If you have a question about this talk, please contact Agnieszka Slowik.

Speaker 1: Costanza Conforti

Title: NLP -enhanced Sustainable Development: the case of Community Profiling in Rural Uganda

Abstract: In recent years, there has been an increasing interest in the application of AI (and especially Machine Learning) to the field of Sustainable Development (SD). However, until now, NLP has not been systematically applied in this context. In this talk, we discuss the high potential of NLP to enhance community profiling in developing countries. We introduce the new task of Automatic User-Perceived Value classification, and we release an expert-annotated dataset of interviews carried out in rural Uganda.
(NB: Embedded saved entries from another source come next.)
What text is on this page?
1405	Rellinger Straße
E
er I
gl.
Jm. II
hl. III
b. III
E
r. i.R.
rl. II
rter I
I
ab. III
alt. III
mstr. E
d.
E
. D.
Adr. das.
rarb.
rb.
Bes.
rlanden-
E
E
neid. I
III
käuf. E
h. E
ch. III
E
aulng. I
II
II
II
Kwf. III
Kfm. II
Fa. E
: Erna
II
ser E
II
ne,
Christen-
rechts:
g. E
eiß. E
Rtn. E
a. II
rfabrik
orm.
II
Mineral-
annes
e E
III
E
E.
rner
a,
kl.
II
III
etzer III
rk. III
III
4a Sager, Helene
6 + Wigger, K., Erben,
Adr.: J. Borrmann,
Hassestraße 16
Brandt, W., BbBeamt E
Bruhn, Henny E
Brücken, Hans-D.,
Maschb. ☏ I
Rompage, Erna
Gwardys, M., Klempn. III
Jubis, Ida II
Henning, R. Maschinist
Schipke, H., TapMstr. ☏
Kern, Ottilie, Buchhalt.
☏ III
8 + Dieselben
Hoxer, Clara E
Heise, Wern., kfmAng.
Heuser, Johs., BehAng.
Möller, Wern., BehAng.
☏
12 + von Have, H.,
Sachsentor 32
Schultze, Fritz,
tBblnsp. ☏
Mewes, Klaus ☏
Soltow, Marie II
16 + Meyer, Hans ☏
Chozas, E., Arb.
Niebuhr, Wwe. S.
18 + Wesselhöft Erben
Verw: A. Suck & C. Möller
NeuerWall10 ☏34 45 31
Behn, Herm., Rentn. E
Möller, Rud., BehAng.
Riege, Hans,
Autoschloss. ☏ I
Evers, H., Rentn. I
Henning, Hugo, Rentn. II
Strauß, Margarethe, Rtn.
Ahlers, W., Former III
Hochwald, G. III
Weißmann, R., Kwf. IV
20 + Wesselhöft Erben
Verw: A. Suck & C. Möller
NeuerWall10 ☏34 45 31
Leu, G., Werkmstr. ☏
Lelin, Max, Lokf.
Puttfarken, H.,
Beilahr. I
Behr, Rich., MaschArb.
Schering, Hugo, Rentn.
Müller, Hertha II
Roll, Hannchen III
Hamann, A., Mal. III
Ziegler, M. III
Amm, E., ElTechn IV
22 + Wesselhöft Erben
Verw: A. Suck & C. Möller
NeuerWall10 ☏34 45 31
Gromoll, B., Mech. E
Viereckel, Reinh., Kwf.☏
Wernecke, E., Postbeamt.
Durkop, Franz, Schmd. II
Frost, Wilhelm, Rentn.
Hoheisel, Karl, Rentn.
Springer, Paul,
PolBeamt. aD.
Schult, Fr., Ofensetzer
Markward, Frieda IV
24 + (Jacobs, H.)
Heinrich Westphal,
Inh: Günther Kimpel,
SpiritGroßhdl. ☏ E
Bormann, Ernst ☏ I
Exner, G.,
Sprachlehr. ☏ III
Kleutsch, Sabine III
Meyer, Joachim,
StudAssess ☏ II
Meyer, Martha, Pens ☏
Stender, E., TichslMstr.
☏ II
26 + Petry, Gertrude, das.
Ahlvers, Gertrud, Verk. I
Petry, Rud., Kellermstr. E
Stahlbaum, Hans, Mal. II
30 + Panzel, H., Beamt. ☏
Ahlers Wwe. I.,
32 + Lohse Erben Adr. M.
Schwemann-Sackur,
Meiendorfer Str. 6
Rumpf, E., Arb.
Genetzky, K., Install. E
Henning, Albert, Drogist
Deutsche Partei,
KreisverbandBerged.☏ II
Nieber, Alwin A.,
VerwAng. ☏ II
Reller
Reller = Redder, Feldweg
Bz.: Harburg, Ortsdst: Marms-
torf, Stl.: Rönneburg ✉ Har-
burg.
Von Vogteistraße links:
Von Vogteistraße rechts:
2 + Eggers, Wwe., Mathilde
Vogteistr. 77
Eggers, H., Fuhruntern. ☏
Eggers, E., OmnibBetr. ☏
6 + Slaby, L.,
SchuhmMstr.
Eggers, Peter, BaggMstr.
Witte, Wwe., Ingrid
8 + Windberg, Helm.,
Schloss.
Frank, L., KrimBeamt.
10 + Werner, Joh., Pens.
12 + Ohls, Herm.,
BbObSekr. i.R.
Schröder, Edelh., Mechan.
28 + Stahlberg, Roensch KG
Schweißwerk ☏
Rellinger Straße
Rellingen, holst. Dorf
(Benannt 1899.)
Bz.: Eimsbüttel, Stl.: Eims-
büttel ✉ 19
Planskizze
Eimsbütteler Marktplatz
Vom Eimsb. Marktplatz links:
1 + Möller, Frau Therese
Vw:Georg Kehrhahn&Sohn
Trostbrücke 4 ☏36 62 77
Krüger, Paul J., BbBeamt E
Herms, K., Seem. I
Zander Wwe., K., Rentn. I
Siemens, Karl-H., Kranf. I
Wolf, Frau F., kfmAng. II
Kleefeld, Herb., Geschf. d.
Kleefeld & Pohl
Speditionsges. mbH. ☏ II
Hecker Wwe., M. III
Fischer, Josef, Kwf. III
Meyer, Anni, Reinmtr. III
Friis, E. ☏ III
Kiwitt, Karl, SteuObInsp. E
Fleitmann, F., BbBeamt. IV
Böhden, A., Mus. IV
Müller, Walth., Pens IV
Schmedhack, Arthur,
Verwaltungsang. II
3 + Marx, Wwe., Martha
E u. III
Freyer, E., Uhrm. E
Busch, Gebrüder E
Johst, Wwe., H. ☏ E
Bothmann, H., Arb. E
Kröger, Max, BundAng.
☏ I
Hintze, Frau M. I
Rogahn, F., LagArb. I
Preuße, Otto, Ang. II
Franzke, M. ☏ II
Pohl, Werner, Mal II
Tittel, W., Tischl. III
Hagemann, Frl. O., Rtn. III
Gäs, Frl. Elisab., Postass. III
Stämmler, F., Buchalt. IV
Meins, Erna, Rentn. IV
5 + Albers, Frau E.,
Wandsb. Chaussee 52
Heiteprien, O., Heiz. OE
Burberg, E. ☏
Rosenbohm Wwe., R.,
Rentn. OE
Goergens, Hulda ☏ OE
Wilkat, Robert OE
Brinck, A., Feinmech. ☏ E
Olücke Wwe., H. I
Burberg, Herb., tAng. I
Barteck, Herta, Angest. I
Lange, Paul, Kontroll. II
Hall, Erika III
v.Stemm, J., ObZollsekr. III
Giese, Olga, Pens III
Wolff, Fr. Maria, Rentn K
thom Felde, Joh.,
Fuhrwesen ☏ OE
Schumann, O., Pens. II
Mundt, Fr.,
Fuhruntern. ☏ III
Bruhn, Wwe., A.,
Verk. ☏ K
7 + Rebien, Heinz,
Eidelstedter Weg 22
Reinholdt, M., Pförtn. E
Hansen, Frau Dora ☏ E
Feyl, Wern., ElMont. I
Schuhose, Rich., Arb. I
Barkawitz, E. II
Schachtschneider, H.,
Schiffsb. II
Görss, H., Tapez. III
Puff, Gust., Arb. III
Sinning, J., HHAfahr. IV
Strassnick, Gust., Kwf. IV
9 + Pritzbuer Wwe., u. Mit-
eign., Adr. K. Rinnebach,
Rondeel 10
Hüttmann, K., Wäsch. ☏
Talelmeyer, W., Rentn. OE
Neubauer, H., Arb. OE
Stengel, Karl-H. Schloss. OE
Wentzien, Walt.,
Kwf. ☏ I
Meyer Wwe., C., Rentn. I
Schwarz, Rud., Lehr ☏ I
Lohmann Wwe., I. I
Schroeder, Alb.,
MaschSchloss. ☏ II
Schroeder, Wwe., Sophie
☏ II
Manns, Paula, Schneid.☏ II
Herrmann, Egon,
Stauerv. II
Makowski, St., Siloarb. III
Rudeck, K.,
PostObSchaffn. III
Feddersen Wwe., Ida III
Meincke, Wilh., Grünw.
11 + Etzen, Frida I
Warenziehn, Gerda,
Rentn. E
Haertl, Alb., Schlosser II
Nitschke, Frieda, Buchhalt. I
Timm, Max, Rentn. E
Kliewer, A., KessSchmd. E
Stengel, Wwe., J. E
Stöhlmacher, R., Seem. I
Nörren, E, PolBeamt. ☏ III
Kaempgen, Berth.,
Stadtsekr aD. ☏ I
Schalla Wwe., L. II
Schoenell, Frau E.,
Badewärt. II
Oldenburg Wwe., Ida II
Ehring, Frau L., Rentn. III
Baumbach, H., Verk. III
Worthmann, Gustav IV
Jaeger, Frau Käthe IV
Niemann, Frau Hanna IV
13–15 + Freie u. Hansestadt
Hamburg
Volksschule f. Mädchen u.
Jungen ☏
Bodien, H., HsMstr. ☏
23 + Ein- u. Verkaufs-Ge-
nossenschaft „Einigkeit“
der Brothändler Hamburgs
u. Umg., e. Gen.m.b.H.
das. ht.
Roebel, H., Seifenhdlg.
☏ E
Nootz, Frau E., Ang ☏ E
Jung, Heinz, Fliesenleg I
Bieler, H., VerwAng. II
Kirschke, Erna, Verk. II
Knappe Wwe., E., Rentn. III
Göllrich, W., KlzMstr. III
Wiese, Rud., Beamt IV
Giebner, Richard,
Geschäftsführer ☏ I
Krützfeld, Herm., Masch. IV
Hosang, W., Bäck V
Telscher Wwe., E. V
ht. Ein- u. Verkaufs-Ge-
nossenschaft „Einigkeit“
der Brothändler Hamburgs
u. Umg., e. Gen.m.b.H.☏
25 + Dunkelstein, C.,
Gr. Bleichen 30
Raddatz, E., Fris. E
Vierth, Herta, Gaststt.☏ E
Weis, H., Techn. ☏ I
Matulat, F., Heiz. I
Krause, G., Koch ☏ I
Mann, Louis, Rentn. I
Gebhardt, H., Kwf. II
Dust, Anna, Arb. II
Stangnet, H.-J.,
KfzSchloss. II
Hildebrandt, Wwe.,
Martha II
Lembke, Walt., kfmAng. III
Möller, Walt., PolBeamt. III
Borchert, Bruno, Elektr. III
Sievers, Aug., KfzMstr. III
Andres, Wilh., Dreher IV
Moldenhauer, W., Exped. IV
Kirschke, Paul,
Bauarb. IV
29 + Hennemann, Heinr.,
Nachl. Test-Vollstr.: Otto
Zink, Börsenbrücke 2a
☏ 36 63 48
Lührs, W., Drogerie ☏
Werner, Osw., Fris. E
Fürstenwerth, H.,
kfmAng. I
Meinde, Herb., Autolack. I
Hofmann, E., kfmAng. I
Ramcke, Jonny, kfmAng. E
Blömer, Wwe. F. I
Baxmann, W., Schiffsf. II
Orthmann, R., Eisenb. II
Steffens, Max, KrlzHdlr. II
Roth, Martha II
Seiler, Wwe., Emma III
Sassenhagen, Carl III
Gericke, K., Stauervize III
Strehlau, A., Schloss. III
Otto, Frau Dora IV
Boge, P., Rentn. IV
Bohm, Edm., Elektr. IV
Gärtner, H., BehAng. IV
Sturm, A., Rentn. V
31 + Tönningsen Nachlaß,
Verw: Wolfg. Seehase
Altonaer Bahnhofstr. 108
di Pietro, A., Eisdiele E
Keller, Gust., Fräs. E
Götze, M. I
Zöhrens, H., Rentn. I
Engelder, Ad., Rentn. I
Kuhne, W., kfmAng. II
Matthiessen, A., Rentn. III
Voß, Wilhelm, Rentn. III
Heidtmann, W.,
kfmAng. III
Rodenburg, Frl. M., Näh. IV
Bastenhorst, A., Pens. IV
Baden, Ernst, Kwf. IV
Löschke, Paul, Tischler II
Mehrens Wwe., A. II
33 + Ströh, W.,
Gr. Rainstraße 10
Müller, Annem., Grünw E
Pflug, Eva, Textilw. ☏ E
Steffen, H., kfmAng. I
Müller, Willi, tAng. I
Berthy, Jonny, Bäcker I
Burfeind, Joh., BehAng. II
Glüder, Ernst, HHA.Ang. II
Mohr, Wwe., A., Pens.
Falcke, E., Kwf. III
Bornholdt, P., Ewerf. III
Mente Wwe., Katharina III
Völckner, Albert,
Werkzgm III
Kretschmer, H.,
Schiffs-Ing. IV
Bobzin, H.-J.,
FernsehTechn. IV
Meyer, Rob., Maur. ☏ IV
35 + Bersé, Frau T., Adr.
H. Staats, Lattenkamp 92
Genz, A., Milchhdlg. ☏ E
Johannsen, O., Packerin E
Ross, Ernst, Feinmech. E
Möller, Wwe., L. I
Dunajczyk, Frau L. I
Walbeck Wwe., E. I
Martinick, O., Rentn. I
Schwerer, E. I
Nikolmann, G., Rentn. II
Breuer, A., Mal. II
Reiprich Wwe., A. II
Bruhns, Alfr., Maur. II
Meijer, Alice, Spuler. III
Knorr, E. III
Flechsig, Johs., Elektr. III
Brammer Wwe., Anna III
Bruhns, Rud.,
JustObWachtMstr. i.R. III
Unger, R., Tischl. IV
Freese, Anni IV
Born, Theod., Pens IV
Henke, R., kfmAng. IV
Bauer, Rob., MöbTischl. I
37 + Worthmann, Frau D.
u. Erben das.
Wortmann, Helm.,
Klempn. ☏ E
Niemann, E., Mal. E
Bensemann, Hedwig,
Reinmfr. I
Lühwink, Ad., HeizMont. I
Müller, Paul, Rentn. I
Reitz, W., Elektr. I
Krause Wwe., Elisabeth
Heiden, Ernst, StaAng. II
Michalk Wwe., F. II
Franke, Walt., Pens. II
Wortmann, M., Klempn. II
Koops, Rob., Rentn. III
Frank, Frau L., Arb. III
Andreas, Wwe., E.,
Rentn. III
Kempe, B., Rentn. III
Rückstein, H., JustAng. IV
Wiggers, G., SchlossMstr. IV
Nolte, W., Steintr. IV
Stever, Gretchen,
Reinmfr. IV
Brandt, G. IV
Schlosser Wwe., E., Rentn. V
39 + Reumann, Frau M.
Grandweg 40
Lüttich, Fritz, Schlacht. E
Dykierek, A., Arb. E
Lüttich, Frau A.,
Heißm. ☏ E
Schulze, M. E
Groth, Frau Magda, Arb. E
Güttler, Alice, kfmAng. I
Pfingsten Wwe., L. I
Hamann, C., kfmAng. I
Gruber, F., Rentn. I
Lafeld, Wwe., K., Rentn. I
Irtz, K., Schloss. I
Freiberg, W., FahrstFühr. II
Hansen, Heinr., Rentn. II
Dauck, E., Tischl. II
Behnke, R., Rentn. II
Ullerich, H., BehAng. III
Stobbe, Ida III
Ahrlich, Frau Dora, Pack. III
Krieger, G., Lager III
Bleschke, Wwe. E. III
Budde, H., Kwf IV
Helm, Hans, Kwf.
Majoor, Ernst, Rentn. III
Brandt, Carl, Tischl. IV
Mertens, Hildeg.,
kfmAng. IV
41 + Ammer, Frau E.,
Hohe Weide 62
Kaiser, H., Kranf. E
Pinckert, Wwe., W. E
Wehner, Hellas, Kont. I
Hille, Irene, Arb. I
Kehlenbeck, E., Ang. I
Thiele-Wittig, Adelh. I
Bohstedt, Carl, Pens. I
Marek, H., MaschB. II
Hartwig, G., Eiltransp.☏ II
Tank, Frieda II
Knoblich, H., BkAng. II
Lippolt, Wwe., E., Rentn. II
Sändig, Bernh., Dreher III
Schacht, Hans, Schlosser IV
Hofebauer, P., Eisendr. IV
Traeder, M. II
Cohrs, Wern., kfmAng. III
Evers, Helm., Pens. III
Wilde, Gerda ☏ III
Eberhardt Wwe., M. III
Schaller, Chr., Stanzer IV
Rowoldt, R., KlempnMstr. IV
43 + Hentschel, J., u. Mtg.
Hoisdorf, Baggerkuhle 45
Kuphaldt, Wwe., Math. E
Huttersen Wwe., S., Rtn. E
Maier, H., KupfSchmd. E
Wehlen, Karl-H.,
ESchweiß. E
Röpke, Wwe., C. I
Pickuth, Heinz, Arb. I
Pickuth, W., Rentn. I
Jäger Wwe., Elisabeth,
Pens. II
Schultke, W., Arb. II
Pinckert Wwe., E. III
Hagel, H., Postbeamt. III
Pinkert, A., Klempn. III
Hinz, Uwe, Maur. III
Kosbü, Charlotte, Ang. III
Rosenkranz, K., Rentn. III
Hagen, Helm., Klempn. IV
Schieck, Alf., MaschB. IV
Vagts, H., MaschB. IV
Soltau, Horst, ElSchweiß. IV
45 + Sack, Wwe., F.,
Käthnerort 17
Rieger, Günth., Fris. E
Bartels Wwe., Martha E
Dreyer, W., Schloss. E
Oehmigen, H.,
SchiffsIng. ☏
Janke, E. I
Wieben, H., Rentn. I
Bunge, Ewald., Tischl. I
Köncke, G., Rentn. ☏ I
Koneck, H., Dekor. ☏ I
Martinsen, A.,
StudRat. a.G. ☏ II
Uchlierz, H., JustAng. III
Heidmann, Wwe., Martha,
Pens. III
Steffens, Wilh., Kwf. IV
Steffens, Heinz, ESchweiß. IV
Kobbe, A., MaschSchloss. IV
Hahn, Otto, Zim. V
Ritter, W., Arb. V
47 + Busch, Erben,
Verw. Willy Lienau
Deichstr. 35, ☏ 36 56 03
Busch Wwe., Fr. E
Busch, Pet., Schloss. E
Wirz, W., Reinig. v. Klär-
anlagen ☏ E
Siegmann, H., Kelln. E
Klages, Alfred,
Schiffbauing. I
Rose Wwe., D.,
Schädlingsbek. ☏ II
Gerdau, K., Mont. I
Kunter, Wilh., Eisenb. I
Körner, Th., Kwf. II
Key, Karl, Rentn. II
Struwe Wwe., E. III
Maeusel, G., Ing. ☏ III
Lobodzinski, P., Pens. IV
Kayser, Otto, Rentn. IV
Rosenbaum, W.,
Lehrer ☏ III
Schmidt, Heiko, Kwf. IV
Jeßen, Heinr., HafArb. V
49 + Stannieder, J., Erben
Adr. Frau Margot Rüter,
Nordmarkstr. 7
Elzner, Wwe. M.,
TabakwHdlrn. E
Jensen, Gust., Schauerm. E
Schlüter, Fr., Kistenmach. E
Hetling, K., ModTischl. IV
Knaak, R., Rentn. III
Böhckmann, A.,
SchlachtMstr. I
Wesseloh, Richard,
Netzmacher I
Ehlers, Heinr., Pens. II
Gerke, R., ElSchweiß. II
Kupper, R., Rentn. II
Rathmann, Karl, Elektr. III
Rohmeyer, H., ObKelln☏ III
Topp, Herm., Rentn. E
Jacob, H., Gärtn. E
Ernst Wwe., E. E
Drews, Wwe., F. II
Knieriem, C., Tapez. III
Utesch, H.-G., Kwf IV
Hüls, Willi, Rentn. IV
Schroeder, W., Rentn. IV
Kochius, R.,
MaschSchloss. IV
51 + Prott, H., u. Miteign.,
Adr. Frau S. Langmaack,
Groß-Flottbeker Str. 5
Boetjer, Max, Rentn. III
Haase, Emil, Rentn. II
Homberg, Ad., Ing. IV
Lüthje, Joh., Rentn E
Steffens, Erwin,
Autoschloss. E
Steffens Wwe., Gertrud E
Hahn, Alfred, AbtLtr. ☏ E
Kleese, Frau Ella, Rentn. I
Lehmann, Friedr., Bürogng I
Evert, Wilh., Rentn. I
Experimental results show that the problem is challenging, and leaves considerable room for future research at the intersection of NLP and SD.

Speaker 2: Cătălina Cangea

Title: Exploiting multimodality and structure in world representations

Abstract: In this talk, I will give an overview of the major research works I have been involved in during my PhD, which study and develop likely aspects of future intelligent agents. The first contribution centers on vision-and-language learning, introducing a challenging embodied task that shifts the focus of Embodied Question Answering to the visual reasoning problem, along with several models that were evaluated on the novel dataset. The second work presents two ways of obtaining hierarchical representations of graph-structured data. These methods either scaled to much larger graphs than the ones processed by contemporary best-performing models, or incorporated theoretical properties via the use of topological data analysis algorithms; both competed with state-of-the-art graph classification methods. Finally, the third contribution delves further into relational learning, presenting a probabilistic treatment of graph representations in complex settings such as few-shot & multi-task learning and scarce labelled-data regimes. By adding relational inductive biases to neural processes, the resulting framework can model an entire distribution of functions which generate datasets with structure. This yielded significant performance gains in the aforementioned complex scenarios, with semantically-accurate uncertainty estimates that drastically improved over the neural process baseline.